To be effectively delivered orally, many drugs must be converted from a neutral, non-ionic form (for example, a free base form) to a more water soluble ionic form (for example, a salt). For drugs containing what are generally called basic functional groups, this can be accomplished by creating the ionic salt form by addition of an acid sufficiently strong to protonate the basic moiety. For drugs that contain what are generally called acidic functional groups, this can be accomplished by creating the ionic salt form by addition of a base sufficiently strong to de-protonate the acidic functionality to produce the so-called conjugate base form. Although this approach is optimal for oral delivery, in the case of local delivery, the rate of elution of the purely ionic form of the drug can be more rapid than desired for a sustained delivery system.
The ionic form of a molecule (including a drug molecule) will be more water soluble than the non-ionic form; the in vivo elution rate is related to the water solubility. Consequently, by the method of this invention, the rate of elution of the drug from the local delivery device may be modulated by specifying the relative proportion of ionic and non-ionic forms of the drug in the total drug loaded on the local delivery device.

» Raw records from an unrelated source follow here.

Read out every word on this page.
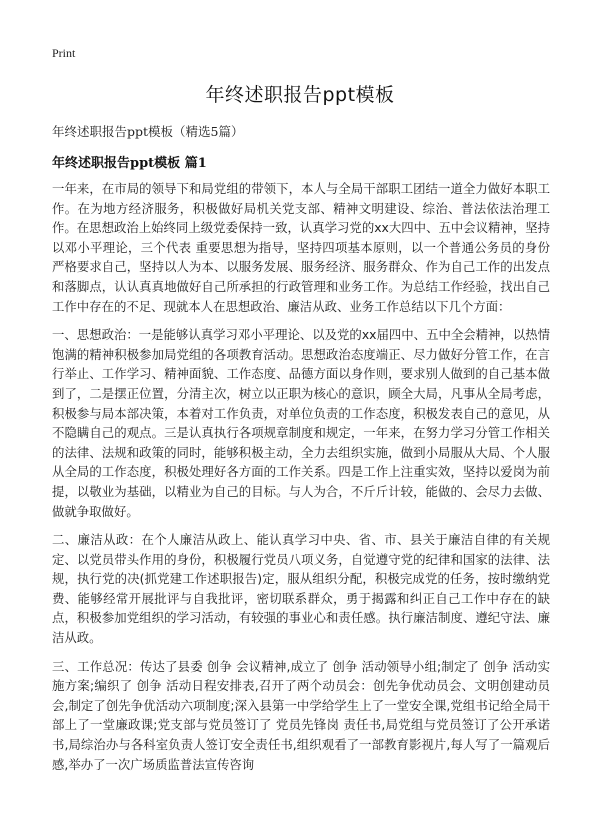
Print
年终述职报告ppt模板
年终述职报告ppt模板（精选5篇）
年终述职报告ppt模板 篇1

一年来，在市局的领导下和局党组的带领下，本人与全局干部职工团结一道全力做好本职工作。在为地方经济服务，积极做好局机关党支部、精神文明建设、综治、普法依法治理工作。在思想政治上始终同上级党委保持一致，认真学习党的xx大四中、五中会议精神，坚持以邓小平理论，三个代表 重要思想为指导，坚持四项基本原则，以一个普通公务员的身份严格要求自己，坚持以人为本、以服务发展、服务经济、服务群众、作为自己工作的出发点和落脚点，认认真真地做好自己所承担的行政管理和业务工作。为总结工作经验，找出自己工作中存在的不足、现就本人在思想政治、廉洁从政、业务工作总结以下几个方面：

一、思想政治：一是能够认真学习邓小平理论、以及党的xx届四中、五中全会精神，以热情饱满的精神积极参加局党组的各项教育活动。思想政治态度端正、尽力做好分管工作，在言行举止、工作学习、精神面貌、工作态度、品德方面以身作则，要求别人做到的自己基本做到了，二是摆正位置，分清主次，树立以正职为核心的意识，顾全大局，凡事从全局考虑，积极参与局本部决策，本着对工作负责，对单位负责的工作态度，积极发表自己的意见，从不隐瞒自己的观点。三是认真执行各项规章制度和规定，一年来，在努力学习分管工作相关的法律、法规和政策的同时，能够积极主动，全力去组织实施，做到小局服从大局、个人服从全局的工作态度，积极处理好各方面的工作关系。四是工作上注重实效，坚持以爱岗为前提，以敬业为基础，以精业为自己的目标。与人为合，不斤斤计较，能做的、会尽力去做、做就争取做好。

二、廉洁从政：在个人廉洁从政上、能认真学习中央、省、市、县关于廉洁自律的有关规定、以党员带头作用的身份，积极履行党员八项义务，自觉遵守党的纪律和国家的法律、法规，执行党的决(抓党建工作述职报告)定，服从组织分配，积极完成党的任务，按时缴纳党费、能够经常开展批评与自我批评，密切联系群众，勇于揭露和纠正自己工作中存在的缺点，积极参加党组织的学习活动，有较强的事业心和责任感。执行廉洁制度、遵纪守法、廉洁从政。

三、工作总况：传达了县委 创争 会议精神,成立了 创争 活动领导小组;制定了 创争 活动实施方案;编织了 创争 活动日程安排表,召开了两个动员会：创先争优动员会、文明创建动员会,制定了创先争优活动六项制度;深入县第一中学给学生上了一堂安全课,党组书记给全局干部上了一堂廉政课;党支部与党员签订了 党员先锋岗 责任书,局党组与党员签订了公开承诺书,局综治办与各科室负责人签订安全责任书,组织观看了一部教育影视片,每人写了一篇观后感,举办了一次广场质监普法宣传咨询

Generally, the rate of delivery of the ionic, salt form of many drugs is too rapid to provide a desirable “sustained delivery” system. It is envisioned that by converting a portion or all of a drug into its free base form, the rate of delivery will be decreased and the duration of delivery will be increased. By specifying the relative proportions of salt and free base forms, the rate and duration of drug delivery may be effectively controlled to a desired range to optimize its physiologic effect.
Drugs which are available in an ionic form and can be converted to a free base or neutral form include, but are not limited to:
| || |
| || |
| ||Drug ||Free Base - Salt forming group |
| || |
| ||Gleevec ||pyrimidinyl, piperizinyl |
| ||Midostaurin ||amino |
| ||Cladribine ||purinyl |
| ||Clotrimazole ||imidoxolyl |
| ||Farglitazar ||oxazolyl |
| ||Epothilone D ||thiazolyl |
| ||Mitoxanthrone ||amino |
| ||Rosigitazone ||amino, pyrindinyl |
| ||Pioglitazone ||amino, pyrindinyl |
| ||Probucol ||phenolic |
| ||Dipyridimole ||amino, piperidnyl |
| || |
Other drugs which can be converted to the salt form include those containing the following radicals:
2H-Pyrrolyl, Pyrrolyl, Imidazolyl, Pyrazolyl, Pyridyl, Pyrazinyl, Pyrimidinyl, Pyridazinyl, Indolizinyl, Isoindolyl, Indolyl, Indazolyl, Purinyl1, 4H-Quinolizinyl, Isoquinolyl, Quinolyl, Phthalazinyl, Naphthyridinyl, Quinoxalinyl, Quinazolinyl, Cinnolinyl, Pteridinyl, 4aH-Carbazolyl1, Carbazolyl1, β-Carbolinyl, Phenanthridinyl, Acridinyl1, Perimidinyl, Phenantrholinyl, Phenazinyl, Isothiazolyl, Thiazolyl, Pyrrolidinyl, Pyrrolinyl, Phenothiazinyl, Phenoxazinyl, Imidazolidinyl, Imidazolinyl, Pyrazolidinyl, Piperidyl3, piperazinyl, Indolinyl, Isoindolinyl, Quinuclidinyl, Morpholinyl1, Purinyl, and Guanidino.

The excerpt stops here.